I am fresh from an online debate with bookish friends about one of America’s most celebrated living poets when death comes to a family member who shares the poet’s name by sheer coincidence and shares a trademark quality of her favorite subject matter: Non-humanity.

No sooner do I vent my weariness with Mary Oliver’s incessant animal poems than Oliver dies on me; and I must try, against all hope of achieving poetry, to write him a decent eulogy. He earned it; he gave a pet’s perfection in his six willful and sporadically violent years, and he may have lasted his full feline half score and five had it not been for my lassitude, my complacency, my wishful thinking that his profound lethargy and pitiable crying of the last day was just one more occasion for a tough little guy to barf out his troubles and trot on. Probably poisoned by some plant or refuse he ingested, the vet surmised. Who knows? Who springs for a $100 autopsy for a cat, especially if it might yield an indictment that he could have been saved?

He died all alone against a chain link fence on a sublime Sunday afternoon, abandoned by the man who fed him, held doors open for him, provided feet around which he curled and gave ounces, if not pints, of blood to his playfulness of tooth and claw. My grief is commensurate with his innocence. My anger and anguish and remorse befit the death of a child. I’ve never questioned the instructive beauty of Mary’s dogs and bears; only their redundancy. She numbed me to the pain of the single speck of the wealth of fauna, lost and lodged in the eyelid and the heart.

Ollie was a ghetto boy, gray even to his whiskers, rescued from a cardboard box of newborns outside an abandoned house by my son. His namesake is a fellow orphan, Oliver Twist. My small comfort: Ollie’s life may have ended in days had it not been for Pat’s intervention, the whim that brought him to our house, the place whereto all complications converge. He grew from puffball to lean loping miniature panther in that domain, somehow keeping his infant voice, that comic and ultimately pathetic squeak that I heard over and over on his final day and will hear for the length of memory. A cry for help, missed by a lifelong journalist who prides himself on the rare skill of listening.

Such a mousy voice and sometimes, such a mean little bastard. Those bug eyes would dilate to full round black and he would leap and rip flesh. The lady of the house – also a Mary, it is – would scream for me to seize him and toss him into the outdoors. And yet . . . Yet there’s a feline sensitivity to the environment and its human component that compelled him, when she was convalescing in lonely despondency from a stroke, to post himself at her side and on her lap for hours at a stretch. We choose to believe, anyway, that such were the workings inside his tiny skull.
I labored to exhaustion digging a grave behind the garage, in an overgrown border patch where Oliver was wont to hang out on his pretend-predator forays. The ground was stubborn, ribbed with tree roots, yielding up a brick, a bottle cap, a scrap of black garbage bag.

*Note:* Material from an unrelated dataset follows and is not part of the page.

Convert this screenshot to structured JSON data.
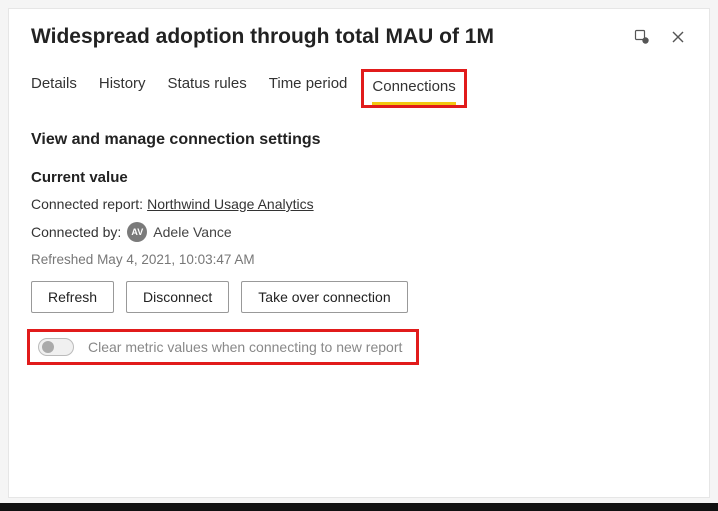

I remember a funeral back here three decades ago, when a toddler joined me in saying goodbye to a goldfish named Simon. A tender, made-for-vignette moment, which I duly conveyed in my newspaper column. A light life given for lightweight literature.

Now, the stiff, staring corpse of a family member we all mourn goes into the hole with hard effort, and he and I and my wife make this passage alone. I pull the rocky dirt and dry leaves over my final view of my beloved Ollie, half-wrapped in a ludicrous iridescent green grocery bag, and I slap a broken piece of concrete steppingstone atop lest I forget where the earth reclaimed him, and I kiss my fingers and touch the filthy surface, grateful for the milky sky that will wash his rough bed a few hours hence, trying to be grateful the world has greater miseries than this one that tears at me right now.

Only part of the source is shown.